Helen
Sims
919.838.8570 #13
For Immediate Release
November 4, 2002
November
4, 2002. Raleigh, North Carolina. Glenn
Newkirk, President of InfoSENTRY Services, addressed participants at North
Carolina State University’s October 28-30, 2002 conference on Synchronizing
the Supply Chain. Newkirk’s topic,
Business Continuity and the Supply Chain, highlighted the re-globalization
of markets and the challenge of ensuring the continuity of complex, integrated
supply chains against threats of the 21st Century.
”Identifying
the potential technological, environment, and human threats are the first steps
to threat and risk reduction in supply chains,” said Newkirk. “The plan must be
a synchronized process that includes all supply chain members. Addressing how the supply chain will reduce
and remedy threats is critical.”
Newkirk
explains, ”What is needed today is not simply a business contingency plan
that has separate links in the chain being responsible for “disaster recovery”
or “contingency” planning. Reacting to
contingencies is no longer sufficient.
It must be a business continuity plan. Continuity that spans the
WHOLE supply chain is required.”
Newkirk
notes that business continuity plans for the supply chain are expensive because
of the number of members in today’s organizations’ supply chains. Business continuity plans have to include
ALL enterprise resource planning (ERP) and legacy applications within an
organization as well as those of ALL of its suppliers, and its suppliers’
suppliers.
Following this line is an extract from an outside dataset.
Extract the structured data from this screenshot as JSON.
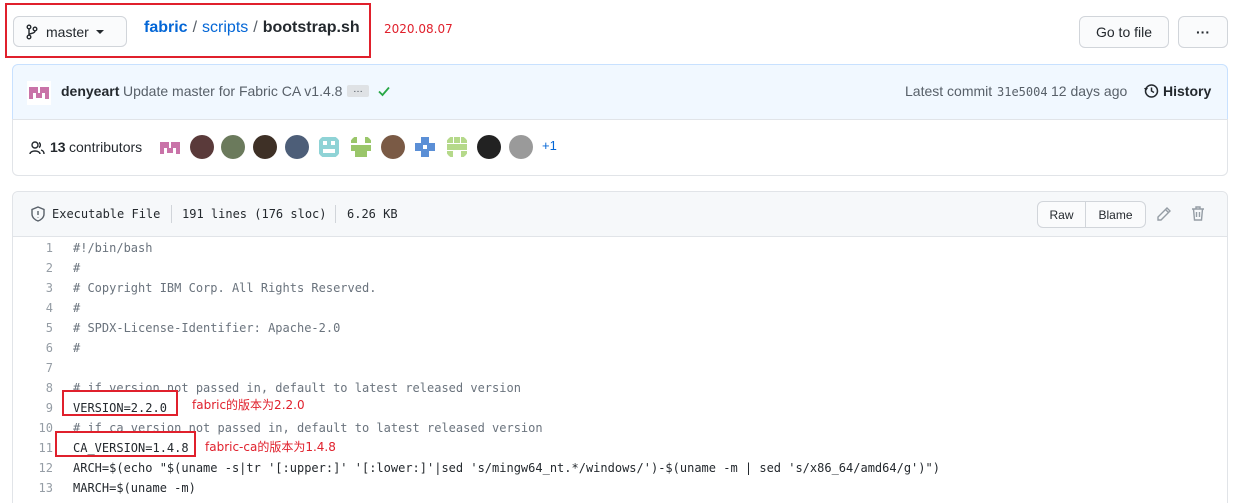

Newkirk emphasized that
though creating a plan and testing the plan is a massive undertaking, it needs
to be done. He suggested that conducting desk checks and “walk-through test
scenarios” with players in the supply chain are ways to test the plan and
minimize the cost.
“Testing
the plan is crucial,” Newkirk explains,” If you don’t have a plan, you have
just had your first disaster. If you
have never tested the plan, that is your second disaster. When the technological, environmental, or
human disaster occurs, that’s when you have had your third disaster and will be
able to calculate the costs of your first two disasters.”
“There
are no failed business continuity plans, only failure to test those plans,”
Newkirk contended.
Newkirk
ended his presentation with reference to a statement by President Dwight D. Eisenhower: ”No battle plan has ever survived the first shot fired in the
battle. But the process of preparing the battle plan is indispensable to
winning the war.”
Organizations who prepare and test their business continuity plans will understand why Eisenhower thought the process of preparing is so crucial to success.
InfoSENTRY was founded in 1994 as an information systems consulting
and technology project management firm with a special expertise in project
assessment, project management, project recovery, information security and
information recovery. InfoSENTRY Services, Inc. has no financial relationships or business
partners with hardware, software, or consulting firms, allowing it a unique
independent perspective to evaluate information technology issues. Glenn Newkirk
is a Certified Business Continuity Planner.